The bacterial cell wall (CW) is a dynamic structure outside of the cell membrane that maintains cell integrity. It also plays an important role in antibiotic resistance. Some bacteria have evolved mechanisms that allow them to switch between CW and CW-deficient states, also known as L-form. Although little is known about this bacterial process, L-form bacteria are believed to be involved in antibiotic resistance and chronic infections. The EU-funded ‘Discovery and characterization of factors coupling the cytoskeleton to cell wall biogenesis in Bacillus subtilis’ (Rod-Shaping Proteins) project studied what determines cell wall synthesis. Scientists discovered that in the absence of the transporter protein YknWXYZ, the model bacterium Bacillus subtilis showed defects in CW synthesis. Seeking to unravel how bacteria switch from CW to CW-deficient form, project members generated a bacteria strain capable of changing CW state. A genetic screen was performed to identify genes essential for L-form bacterial division. Results indicated that most proteins involved in CW synthesis were dispensable for L-form survival and division. On the other hand, genes involved in cell membrane lipid biosynthesis and several stress conditions proved important for L-form biology.
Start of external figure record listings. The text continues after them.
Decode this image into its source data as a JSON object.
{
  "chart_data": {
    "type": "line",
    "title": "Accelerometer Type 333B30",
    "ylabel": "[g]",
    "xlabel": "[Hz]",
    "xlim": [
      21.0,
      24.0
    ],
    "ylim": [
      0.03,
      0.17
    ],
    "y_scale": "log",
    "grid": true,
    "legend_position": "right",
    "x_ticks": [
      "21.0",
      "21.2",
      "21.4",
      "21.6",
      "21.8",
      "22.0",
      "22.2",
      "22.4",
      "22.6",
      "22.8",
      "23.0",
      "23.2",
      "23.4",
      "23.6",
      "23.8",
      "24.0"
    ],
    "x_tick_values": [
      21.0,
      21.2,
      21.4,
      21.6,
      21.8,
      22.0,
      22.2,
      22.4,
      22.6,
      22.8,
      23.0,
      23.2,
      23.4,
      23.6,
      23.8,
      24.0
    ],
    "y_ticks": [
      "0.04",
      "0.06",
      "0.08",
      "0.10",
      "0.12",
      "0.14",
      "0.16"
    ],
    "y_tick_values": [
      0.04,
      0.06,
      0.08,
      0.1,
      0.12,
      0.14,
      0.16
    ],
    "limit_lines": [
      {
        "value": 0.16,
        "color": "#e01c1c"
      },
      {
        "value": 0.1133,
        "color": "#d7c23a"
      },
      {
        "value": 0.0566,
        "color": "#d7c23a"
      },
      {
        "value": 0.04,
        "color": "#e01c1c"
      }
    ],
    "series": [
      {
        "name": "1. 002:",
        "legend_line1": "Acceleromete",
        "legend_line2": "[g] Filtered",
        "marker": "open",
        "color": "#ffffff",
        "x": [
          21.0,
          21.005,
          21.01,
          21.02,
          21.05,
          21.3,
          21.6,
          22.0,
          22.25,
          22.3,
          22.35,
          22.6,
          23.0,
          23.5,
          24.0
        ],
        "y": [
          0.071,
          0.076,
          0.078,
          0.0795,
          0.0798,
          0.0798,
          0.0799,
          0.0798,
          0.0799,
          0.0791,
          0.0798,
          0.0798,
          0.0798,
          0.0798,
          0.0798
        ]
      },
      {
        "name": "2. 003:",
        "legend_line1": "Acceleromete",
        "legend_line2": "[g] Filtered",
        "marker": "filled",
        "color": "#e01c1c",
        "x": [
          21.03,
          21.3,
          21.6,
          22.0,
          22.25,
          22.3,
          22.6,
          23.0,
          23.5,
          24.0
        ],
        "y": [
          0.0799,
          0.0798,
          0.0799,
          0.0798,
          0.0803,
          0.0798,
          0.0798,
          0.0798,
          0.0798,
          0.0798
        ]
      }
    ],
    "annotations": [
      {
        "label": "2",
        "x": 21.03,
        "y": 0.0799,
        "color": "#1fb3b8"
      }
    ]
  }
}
The findings of the Rod-Shaping Proteins project shed light into the functional significance of CW synthesis and its potential role in antibiotic resistance. The data on L-form biology are expected to provide the basis for future investigations on the clinical relevance of these bacterial strains and their potential role in chronic infections. Understanding the basic biology of rod-shaped bacteria has important consequences for the design of new antibiotics as well as managing antibiotic resistance.